Cette petite rue qui est la continuité de Saint-Louis vers l’est, abrite la Division Pointe-Claire de la compagnie Transco, qui transporte 15 000 élèves quotidiennement dans la région. Les chauffeurs effectuent deux parcours le matin et les refont en fin d’après-midi. À raison de 15 000$ à 25 000$ par année, ces derniers assurent la sécurité de toute cette marmaille.
Il est vrai que ces conducteurs ne travaillent pas toute la journée. Chez Transco, les chauffeurs arrivent à 6h le matin. Ils réchauffent leur véhicule et effectuent la vérification de routine. «Depuis 1999, nous sommes liés par la loi 490, qui impose cette ronde sécuritaire aux chauffeurs de poids lourds», explique Claude Lacroix, gérant de division.
Pression des pneus, klaxon, lumières, clignotants, tout est vérifié avant d’aller chercher les petits du primaire. Ensuite ce sera au tour des ados de se faire ramasser sur le bord de la route. «Ils sont plus réveillés depuis que l’horaire scolaire a été changé», explique l’ex-chauffeur. Le père de famille trouve qu’effectivement il est logique de faire lever les ados plus tard, mais admet en riant que c’était plus facile de les transporter lorsqu’ils étaient plus zombis.
Après avoir mené les jeunes aux écoles secondaires, la plupart des chauffeurs ont une pause jusqu’après 14h, lorsque les autobus se remettent en branle pour ramener tout le monde à la maison. Certains travaillent ailleurs pendant cette pause, d’autres retournent chez eux. «On a des employés qui font de la livraison ou encore qui font de la surveillance pendant l’heure du dîner, explique Claude Lacroix.
La recrue idéale
Les femmes constituent plus de la moitié des chauffeurs chez Transco. Selon le gérant de division, la mère de famille qui veut retourner sur le marché du travail et qui n’a pas nécessairement de nombreux diplômes, constitue la recrue idéale. «Les femmes sont naturellement plus attentionnées avec les enfants, avance-t-il. De plus, elles restent plus longtemps au service de la compagnie.»

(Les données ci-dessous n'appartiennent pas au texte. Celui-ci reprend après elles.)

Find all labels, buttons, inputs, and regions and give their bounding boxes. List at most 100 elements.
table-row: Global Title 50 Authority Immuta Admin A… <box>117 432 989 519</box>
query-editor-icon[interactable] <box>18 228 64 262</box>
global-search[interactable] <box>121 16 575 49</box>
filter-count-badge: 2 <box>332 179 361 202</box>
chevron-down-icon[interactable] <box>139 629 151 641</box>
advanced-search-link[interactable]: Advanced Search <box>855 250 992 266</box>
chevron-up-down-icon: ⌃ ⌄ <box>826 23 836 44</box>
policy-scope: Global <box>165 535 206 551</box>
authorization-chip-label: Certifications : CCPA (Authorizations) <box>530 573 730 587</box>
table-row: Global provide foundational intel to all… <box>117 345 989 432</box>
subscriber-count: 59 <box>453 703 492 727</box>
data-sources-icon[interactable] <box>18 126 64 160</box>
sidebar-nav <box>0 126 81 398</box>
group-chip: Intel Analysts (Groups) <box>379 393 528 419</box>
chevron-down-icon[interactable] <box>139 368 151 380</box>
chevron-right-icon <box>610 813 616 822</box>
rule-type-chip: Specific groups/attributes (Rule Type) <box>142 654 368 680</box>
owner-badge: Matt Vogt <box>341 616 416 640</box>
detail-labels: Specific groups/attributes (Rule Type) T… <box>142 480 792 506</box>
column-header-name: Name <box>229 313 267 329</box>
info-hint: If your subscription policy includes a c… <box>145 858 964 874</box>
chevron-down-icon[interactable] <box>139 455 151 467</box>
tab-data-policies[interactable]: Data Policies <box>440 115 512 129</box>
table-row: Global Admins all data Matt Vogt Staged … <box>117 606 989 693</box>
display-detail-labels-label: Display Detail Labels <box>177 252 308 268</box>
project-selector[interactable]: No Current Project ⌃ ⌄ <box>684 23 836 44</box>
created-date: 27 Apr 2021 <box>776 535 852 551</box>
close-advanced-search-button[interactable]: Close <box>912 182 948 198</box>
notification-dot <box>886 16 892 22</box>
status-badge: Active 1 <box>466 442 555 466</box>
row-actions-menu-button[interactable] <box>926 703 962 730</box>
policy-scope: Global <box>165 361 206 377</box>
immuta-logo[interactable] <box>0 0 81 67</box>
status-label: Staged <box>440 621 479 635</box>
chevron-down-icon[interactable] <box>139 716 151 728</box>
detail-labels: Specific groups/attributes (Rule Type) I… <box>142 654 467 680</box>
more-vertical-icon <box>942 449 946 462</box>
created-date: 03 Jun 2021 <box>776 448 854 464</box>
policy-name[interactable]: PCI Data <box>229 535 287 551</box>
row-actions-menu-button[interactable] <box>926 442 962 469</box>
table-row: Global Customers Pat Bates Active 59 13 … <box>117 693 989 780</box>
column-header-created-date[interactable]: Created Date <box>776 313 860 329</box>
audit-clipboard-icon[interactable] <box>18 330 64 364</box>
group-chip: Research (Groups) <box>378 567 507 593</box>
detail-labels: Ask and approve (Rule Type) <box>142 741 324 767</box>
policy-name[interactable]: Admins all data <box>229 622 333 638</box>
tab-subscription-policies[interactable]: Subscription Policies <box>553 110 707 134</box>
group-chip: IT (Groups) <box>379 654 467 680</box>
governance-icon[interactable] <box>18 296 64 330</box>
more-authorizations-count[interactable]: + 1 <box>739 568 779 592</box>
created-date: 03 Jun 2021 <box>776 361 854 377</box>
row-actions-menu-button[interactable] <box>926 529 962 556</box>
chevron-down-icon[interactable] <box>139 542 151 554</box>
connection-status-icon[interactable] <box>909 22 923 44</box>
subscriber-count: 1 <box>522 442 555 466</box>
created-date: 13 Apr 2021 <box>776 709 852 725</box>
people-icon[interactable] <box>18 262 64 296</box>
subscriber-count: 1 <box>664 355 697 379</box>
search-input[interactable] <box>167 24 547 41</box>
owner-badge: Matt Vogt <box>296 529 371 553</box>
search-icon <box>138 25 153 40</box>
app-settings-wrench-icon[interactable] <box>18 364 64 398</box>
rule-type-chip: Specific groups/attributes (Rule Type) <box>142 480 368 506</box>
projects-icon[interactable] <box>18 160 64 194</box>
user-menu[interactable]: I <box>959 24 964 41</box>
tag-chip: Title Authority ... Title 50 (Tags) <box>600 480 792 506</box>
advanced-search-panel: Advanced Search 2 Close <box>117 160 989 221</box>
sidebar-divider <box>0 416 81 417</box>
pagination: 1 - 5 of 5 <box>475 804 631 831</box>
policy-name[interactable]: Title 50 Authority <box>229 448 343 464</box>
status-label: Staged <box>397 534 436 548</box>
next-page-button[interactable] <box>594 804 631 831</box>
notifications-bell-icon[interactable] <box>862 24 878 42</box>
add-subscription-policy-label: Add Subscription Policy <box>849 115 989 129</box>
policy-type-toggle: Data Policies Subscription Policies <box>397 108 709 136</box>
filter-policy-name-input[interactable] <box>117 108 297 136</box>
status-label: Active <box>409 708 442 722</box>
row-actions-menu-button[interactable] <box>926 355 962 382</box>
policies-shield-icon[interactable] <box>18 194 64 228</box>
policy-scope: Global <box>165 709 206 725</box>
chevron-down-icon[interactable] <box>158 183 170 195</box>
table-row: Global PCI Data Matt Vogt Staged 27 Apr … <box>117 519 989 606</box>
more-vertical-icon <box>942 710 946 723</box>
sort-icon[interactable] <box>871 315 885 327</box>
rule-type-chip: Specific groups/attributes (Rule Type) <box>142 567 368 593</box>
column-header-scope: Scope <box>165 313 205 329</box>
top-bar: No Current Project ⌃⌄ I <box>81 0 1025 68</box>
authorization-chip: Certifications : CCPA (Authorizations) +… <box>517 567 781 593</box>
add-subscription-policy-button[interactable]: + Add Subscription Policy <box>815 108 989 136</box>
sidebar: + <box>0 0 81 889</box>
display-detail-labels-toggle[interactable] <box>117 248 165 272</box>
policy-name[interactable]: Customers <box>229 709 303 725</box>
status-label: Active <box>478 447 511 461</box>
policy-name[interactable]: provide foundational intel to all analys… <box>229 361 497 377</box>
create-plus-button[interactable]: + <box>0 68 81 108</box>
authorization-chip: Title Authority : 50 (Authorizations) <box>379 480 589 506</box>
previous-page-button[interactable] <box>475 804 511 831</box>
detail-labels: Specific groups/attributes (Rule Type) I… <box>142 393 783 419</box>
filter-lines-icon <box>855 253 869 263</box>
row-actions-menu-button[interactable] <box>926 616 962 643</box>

Par contre, il arrive qu’elles soient moins strictes avec les jeunes et qu’en milieu d’année, elles se retrouvent dépassées par certains comportements problématiques. «On a des règles de discipline très claires et les jeunes doivent subir les conséquences immédiatement s’ils ne les respectent pas», affirme Claude Lacroix.
Pénurie de chauffeur
Les transporteurs de la province ne s’en cachent pas, il y a pénurie de chauffeurs au Québec. «Tout le monde peut conduire un autobus, mais pas tout le monde peut devenir chauffeur», explique Lacroix.
Transco offre la formation complète et garantit un emploi en fin de compte. Toutefois, il faut avoir la personnalité adéquate pour faire ce travail, et généralement, seulement la moitié des inscrits réussit à terminer la formation. Évidemment, certains antécédents judiciaires peuvent exclure un candidat. «On travaille avec les commissions scolaires pour établir la grille d’analyse qui nous permet d’évaluer le passé des candidats», ajoute-t-il.
Conduire dans l’Ouest-de-l’Île
Heureusement, dans la région, le travail des chauffeurs est plus agréable qu’ailleurs, car comparativement aux quartiers du centre-ville, les routes sont plus larges. Mêmes après les tempêtes, en général, le gros véhicule réussit à passer.
Bien sûr, ce n’est plus comme dans les années 70, lorsque Claude Lacroix, lui-même écolier, montait sur l’autobus jaune à Pierrefonds. «Les familles étaient alors plus grosses, ça prenait trois stops et on remplissait l’autobus, raconte-t-il. À cette époque, la plupart des chauffeurs étaient des cultivateurs de L’Île-Bizard ou de Pierrefonds-Ouest».